Domain Adaptation for Satellite-Borne Hyperspectral Cloud Detection
This work addresses bandwidth-efficient domain adaptation for satellite-based cloud detection, enabling more sophisticated CNN deployment on new missions, though it is incremental in improving existing adaptation techniques.
The paper tackles the domain gap problem in on-board hyperspectral cloud detection for satellite missions, where models trained on old sensor data underperform on new missions, and demonstrates a method that achieves adaptation with minimal data transmission, such as updating only 1% of ResNet50 weights.
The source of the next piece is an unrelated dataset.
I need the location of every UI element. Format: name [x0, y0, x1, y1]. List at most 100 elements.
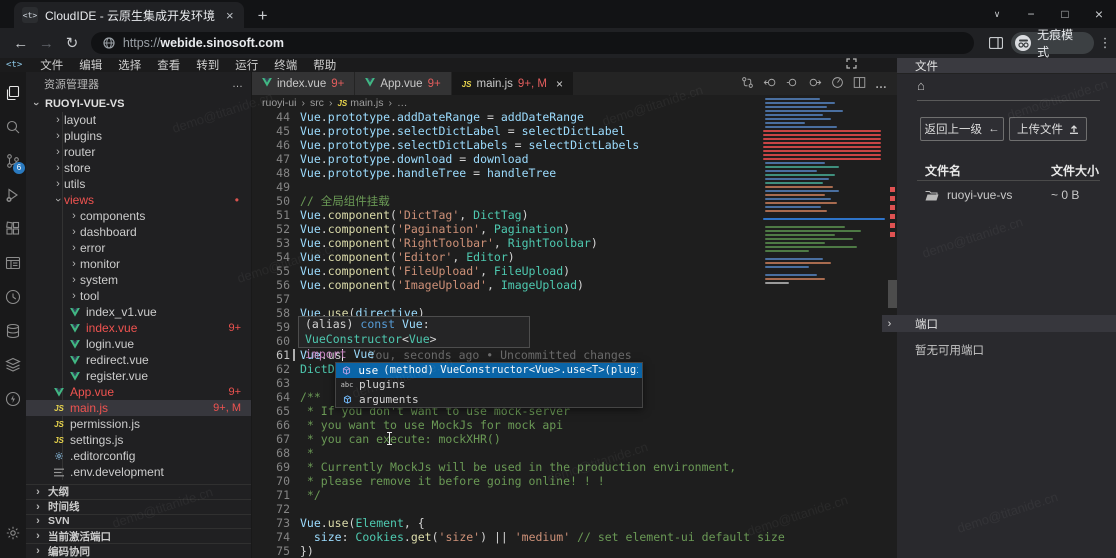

The advent of satellite-borne machine learning hardware accelerators has enabled the on-board processing of payload data using machine learning techniques such as convolutional neural networks (CNN). A notable example is using a CNN to detect the presence of clouds in hyperspectral data captured on Earth observation (EO) missions, whereby only clear sky data is downlinked to conserve bandwidth. However, prior to deployment, new missions that employ new sensors will not have enough representative datasets to train a CNN model, while a model trained solely on data from previous missions will underperform when deployed to process the data on the new missions. This underperformance stems from the domain gap, i.e., differences in the underlying distributions of the data generated by the different sensors in previous and future missions. In this paper, we address the domain gap problem in the context of on-board hyperspectral cloud detection. Our main contributions lie in formulating new domain adaptation tasks that are motivated by a concrete EO mission, developing a novel algorithm for bandwidth-efficient supervised domain adaptation, and demonstrating test-time adaptation algorithms on space deployable neural network accelerators. Our contributions enable minimal data transmission to be invoked (e.g., only 1% of the weights in ResNet50) to achieve domain adaptation, thereby allowing more sophisticated CNN models to be deployed and updated on satellites without being hampered by domain gap and bandwidth limitations.